Le groupe de travail informe que « Selon l’article 31 de la Loi sur la protection civile de Kahnawà:ke, « [q]uiconque contrevient à une disposition de la présente loi communale de Kahnawà:ke ou incite une personne à le faire est coupable d’une infraction et passible d’une amende maximale de 1 000 $ dans le cas d’une personne physique, ou une amende maximale de 10 000 $ dans le cas d’une personne morale ou d’une société de personnes. »

L’article 180(1) du Code criminel déclare que toute personne « [e]st coupable d’un acte criminel passible d’un emprisonnement maximal de deux ans ou d’une infraction punissable sur déclaration de culpabilité par procédure sommaire [qui] commet une nuisance publique, et par là, selon le cas : a) met en danger la vie, la sécurité ou la santé du public »

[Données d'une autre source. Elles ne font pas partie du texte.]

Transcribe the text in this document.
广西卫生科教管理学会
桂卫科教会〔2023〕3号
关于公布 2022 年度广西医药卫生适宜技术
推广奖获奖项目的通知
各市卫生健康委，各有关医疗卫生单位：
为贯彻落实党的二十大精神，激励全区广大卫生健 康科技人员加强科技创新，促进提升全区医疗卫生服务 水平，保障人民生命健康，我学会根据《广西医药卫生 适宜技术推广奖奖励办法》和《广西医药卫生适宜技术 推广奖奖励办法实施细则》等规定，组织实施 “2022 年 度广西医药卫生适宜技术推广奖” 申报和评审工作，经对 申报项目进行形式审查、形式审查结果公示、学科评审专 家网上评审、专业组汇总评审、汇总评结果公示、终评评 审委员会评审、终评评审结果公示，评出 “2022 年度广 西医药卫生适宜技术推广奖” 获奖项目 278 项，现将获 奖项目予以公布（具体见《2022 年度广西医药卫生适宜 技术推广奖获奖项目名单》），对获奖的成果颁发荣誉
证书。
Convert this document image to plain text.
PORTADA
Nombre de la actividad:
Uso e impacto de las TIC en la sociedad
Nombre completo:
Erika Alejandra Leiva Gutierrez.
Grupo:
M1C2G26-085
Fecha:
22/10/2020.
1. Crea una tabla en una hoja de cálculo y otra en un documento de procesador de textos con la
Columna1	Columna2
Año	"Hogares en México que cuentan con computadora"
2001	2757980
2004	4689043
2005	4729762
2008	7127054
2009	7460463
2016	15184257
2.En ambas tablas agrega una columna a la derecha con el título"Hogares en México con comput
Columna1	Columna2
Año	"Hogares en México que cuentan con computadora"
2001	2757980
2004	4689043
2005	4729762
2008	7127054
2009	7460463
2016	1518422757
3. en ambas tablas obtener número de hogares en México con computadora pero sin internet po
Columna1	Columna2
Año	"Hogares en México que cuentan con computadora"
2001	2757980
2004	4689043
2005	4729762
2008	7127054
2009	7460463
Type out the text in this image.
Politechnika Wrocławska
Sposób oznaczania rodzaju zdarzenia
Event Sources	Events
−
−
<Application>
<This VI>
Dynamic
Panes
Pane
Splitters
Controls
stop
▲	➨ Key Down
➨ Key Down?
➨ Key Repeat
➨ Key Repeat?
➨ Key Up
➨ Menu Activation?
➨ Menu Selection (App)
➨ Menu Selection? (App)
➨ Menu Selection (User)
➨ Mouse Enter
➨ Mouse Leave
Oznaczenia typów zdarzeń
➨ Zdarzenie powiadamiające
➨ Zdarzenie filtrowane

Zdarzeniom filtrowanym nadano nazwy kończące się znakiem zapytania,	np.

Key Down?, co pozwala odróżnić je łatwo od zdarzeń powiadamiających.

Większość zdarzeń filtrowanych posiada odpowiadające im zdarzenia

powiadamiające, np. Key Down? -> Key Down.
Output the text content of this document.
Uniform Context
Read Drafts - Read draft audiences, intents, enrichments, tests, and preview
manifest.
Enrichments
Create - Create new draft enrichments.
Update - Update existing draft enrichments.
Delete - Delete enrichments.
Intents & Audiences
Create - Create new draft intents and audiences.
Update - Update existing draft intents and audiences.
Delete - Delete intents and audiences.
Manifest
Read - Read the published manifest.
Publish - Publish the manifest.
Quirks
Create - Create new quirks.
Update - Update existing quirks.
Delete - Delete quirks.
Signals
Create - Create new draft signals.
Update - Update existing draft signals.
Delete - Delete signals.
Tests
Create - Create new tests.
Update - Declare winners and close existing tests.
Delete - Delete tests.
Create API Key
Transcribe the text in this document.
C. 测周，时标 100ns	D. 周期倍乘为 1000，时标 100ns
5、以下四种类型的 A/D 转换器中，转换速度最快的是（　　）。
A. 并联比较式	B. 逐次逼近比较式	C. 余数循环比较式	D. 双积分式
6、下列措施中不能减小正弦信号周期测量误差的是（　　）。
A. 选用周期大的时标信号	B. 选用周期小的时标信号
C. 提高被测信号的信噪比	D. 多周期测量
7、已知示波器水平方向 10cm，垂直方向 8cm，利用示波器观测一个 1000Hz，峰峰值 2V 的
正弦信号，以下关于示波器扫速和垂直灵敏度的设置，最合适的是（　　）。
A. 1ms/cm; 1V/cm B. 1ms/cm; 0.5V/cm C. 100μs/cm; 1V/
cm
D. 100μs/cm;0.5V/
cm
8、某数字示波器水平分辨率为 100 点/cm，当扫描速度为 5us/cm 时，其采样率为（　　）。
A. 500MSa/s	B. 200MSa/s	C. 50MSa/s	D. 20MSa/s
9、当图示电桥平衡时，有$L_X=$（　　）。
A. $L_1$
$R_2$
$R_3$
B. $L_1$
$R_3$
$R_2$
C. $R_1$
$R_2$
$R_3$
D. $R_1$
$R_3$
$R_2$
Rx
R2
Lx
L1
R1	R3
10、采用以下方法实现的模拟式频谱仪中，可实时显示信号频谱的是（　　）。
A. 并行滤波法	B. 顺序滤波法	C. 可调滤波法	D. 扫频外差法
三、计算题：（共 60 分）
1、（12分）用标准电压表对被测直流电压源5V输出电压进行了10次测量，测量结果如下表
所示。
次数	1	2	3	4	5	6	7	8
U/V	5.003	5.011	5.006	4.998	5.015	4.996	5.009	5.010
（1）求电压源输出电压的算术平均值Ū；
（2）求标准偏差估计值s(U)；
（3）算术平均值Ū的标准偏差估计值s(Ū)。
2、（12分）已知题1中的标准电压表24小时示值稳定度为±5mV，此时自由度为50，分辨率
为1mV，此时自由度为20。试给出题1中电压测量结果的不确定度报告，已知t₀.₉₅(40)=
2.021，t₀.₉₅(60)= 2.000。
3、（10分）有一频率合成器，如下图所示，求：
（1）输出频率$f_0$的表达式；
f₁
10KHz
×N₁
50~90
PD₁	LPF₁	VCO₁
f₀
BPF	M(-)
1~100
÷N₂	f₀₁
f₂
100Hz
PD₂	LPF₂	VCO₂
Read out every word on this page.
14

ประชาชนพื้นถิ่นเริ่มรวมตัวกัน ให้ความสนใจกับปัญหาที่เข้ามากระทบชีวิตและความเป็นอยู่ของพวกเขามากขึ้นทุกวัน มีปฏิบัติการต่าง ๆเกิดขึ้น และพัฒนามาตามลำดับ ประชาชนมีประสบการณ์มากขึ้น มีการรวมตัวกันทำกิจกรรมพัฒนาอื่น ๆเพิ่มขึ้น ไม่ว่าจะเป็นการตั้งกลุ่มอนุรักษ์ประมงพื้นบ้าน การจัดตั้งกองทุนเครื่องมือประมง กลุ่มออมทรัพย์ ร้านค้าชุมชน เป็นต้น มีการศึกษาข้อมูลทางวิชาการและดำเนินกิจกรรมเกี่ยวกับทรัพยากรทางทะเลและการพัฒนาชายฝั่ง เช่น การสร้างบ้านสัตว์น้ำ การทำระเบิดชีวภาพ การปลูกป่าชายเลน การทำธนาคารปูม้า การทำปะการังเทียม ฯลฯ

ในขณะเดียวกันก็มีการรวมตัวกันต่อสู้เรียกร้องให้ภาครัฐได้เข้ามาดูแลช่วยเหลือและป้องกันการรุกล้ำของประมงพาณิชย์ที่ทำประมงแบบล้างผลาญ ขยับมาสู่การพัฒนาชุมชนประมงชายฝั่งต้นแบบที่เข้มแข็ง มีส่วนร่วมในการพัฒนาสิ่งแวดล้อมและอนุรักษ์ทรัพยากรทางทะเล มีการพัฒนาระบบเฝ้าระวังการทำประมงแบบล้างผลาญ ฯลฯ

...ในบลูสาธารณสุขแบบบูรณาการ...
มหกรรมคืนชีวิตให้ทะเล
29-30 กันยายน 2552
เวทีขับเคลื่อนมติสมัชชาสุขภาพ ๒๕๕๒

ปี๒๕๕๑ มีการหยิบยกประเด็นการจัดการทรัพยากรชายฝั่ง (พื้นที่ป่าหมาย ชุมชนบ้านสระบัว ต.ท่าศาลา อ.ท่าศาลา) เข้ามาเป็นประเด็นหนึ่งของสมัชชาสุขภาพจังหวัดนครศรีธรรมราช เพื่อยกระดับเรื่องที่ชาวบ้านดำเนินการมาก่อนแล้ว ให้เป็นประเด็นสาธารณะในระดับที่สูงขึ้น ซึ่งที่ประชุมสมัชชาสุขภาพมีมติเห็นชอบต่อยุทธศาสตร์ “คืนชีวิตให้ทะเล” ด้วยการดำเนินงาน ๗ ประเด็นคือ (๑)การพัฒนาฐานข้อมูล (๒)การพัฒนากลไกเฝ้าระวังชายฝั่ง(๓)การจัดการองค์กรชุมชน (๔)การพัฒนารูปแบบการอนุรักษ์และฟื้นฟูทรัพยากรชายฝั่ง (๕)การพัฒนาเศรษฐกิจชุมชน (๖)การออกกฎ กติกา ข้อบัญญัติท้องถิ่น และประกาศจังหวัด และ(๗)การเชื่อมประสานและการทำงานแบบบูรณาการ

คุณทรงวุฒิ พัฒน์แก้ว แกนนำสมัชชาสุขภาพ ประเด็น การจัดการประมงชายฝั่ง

Le groupe de travail de COVID-19 de Kahnawà:ke a pour mandat de lutter contre la pandémie au nom de la communauté. « La décision de fermer les magasins aux non-résidents a été prise afin de réduire le nombre de personnes accédant à Kahnawà:ke venant de l’extérieur, pour ainsi protéger la communauté contre un risque élevé de transmission du virus. Il n’y a aucune exception à cette directive », fait-il part.

« Nous devons être absolument clairs sur le fait que nous faisons tout notre possible pour réduire nos risques », conclut Tonya Perron.